You clearly aren’t at fault. But it’s quite possible the cyclist wasn’t either. The court will ask if the cyclist demonstrated a reasonable effort to fulfill their duty of care. Under this scenario, it’s quite possible that will be the case. If a reasonable effort was made, there is no breach.
If you and your lawyer do establish that there was a breach of duty, the next step will move to causation. That is, did the defendant’s breach of duty cause you to be injured? In our example above, causation will be reasonably evident. But other pedestrian accident cases might not be as clear-cut.
For example, let’s say you were distracted by looking at your text messages or had a headset on that was playing music, preventing you from hearing what was going on. It’s at least possible, depending on the circumstances that your own actions were the cause of the accident.
In cases like these, what might happen is that a court will rule that both you and the defendant bear some share of the blame for the accident. California law allows for comparative negligence. That is, the court will apportion blame in each direction. You, as the plaintiff, will be able to collect based on what your share of the negligence is.
Let’s say that your accident ends up with a $50,000 settlement. The court determines that you were 20 percent to blame. That means you can collect 80 percent of the settlement money–$40,000.
The final step of the process is assessing how much you were damaged by the accident. The most obvious way to assess this will be the cost of your medical bills. The trip to the ER along with any subsequent hospital stays, rehab and medications all add up. If your injuries caused you to miss work, you can provide documentation of how much you lost in wages. Those are your economic damages.
What about your non-economic damages though? You love walking and now you’re out of commission, at least for a little while. One of your hobbies was to go walking through the Berkeley Botanical Gardens on a beautiful day. Now that’s either impossible or it’s a painful exercise. Or maybe you’ve got season tickets to the Golden State Warriors games. Your back and neck injuries make it impossible to be part of the action at Oracle Arena.
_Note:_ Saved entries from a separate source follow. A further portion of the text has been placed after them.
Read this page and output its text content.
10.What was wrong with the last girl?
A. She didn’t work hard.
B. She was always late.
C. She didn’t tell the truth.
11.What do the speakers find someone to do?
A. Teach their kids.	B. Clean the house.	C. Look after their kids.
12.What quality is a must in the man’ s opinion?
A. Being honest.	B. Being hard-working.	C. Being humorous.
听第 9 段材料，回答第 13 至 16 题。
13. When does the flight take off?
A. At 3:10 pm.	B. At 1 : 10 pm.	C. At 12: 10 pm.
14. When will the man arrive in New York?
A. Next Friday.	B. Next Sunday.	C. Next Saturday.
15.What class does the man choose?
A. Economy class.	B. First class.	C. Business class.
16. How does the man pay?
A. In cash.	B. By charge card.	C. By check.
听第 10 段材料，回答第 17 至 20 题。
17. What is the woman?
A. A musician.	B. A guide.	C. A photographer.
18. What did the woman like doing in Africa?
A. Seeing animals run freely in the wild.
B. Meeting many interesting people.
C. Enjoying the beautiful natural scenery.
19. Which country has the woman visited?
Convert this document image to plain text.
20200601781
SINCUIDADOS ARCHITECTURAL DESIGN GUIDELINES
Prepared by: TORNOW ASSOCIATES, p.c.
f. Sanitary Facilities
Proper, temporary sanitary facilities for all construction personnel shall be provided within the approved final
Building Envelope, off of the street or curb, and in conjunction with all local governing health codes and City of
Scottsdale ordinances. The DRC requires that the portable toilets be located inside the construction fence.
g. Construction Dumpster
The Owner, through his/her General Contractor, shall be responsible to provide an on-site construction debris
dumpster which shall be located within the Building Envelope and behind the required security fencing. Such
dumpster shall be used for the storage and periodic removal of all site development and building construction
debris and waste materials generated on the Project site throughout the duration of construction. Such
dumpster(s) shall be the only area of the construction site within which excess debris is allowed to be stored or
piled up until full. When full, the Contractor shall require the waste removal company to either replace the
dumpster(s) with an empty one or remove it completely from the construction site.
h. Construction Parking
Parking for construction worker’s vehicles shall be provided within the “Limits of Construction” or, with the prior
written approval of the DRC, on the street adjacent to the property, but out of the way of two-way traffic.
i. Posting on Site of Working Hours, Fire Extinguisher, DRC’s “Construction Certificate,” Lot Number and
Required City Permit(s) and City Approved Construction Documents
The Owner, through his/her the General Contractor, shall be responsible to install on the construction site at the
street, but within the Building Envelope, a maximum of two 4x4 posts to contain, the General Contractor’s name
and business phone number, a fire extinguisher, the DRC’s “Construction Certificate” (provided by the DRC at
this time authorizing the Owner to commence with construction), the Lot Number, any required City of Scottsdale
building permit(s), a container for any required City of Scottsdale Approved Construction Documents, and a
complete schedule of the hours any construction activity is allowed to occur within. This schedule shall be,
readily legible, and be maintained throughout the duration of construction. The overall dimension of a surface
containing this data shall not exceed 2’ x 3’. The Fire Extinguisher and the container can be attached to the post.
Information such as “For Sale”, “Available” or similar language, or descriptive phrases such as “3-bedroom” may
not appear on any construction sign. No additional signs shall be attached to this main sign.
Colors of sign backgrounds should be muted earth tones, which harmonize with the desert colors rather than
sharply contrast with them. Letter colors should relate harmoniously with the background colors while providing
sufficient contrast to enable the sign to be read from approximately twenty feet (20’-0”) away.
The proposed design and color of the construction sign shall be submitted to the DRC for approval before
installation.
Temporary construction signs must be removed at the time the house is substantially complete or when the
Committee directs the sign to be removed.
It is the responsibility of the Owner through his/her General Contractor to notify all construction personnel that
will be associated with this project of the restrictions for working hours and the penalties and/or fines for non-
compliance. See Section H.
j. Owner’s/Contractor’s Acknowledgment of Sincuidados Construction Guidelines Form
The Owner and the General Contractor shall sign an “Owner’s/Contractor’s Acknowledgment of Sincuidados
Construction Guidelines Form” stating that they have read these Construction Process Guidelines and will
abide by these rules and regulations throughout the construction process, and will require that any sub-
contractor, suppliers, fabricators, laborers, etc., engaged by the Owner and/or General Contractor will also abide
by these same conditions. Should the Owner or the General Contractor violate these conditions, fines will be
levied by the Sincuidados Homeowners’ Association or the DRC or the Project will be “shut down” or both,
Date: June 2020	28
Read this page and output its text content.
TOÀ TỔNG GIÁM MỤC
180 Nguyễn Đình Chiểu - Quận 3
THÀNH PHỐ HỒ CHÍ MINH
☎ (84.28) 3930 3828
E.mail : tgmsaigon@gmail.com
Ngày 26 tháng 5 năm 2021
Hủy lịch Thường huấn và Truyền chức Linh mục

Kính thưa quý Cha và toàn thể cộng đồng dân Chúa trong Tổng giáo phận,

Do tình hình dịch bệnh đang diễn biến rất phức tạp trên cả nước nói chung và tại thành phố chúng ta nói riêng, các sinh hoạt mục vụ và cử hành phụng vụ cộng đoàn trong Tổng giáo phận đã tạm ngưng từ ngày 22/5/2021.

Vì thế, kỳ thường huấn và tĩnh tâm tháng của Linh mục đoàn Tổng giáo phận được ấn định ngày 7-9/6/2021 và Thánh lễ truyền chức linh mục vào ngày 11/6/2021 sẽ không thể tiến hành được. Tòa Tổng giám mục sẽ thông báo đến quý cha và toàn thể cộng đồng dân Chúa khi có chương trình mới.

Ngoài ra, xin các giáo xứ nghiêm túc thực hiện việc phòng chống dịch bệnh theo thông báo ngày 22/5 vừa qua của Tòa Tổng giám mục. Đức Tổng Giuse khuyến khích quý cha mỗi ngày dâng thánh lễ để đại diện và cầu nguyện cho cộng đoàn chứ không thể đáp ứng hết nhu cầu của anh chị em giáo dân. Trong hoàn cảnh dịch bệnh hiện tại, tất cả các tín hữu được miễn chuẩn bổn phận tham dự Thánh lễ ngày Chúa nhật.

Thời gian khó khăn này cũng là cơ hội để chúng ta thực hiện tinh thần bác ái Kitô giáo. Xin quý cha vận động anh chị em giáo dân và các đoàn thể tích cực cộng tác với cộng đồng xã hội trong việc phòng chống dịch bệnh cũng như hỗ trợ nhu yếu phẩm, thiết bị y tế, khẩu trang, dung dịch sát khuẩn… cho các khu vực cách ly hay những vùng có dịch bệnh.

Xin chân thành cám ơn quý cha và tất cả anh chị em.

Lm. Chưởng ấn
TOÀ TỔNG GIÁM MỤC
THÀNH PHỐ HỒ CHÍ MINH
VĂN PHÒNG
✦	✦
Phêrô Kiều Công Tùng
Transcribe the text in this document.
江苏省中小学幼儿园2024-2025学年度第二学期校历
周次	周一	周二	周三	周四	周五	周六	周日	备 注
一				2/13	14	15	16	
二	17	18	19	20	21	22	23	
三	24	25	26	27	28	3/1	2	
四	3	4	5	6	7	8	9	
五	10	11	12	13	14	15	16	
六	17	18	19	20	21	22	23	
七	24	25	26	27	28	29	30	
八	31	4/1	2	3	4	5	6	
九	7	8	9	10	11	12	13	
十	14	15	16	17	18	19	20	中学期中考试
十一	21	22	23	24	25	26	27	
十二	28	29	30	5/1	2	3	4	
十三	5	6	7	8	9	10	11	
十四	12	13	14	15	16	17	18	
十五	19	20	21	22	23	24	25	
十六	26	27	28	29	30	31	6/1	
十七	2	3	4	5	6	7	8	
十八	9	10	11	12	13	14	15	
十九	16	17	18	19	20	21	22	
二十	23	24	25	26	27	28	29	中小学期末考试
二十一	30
Your life, and the things that bring you joy, have value. We know the legal system can’t truly quantify that value, but the courts have to at least try. Your lawyer can summon witnesses who can attest to your lost joys and the suffering that this has brought to you.
Pedestrians have rights and the most basic right of all is that of safety. When that’s violated, you have the right to compensation. Whether that right is fulfilled may well depend on the experience of your attorney. Haley Law Offices has been representing the good people of Oakland, Berkeley, Emeryville, and Contra Costa County since 1955. We know what we’re doing in a pedestrian accident investigation, and we know how to fight.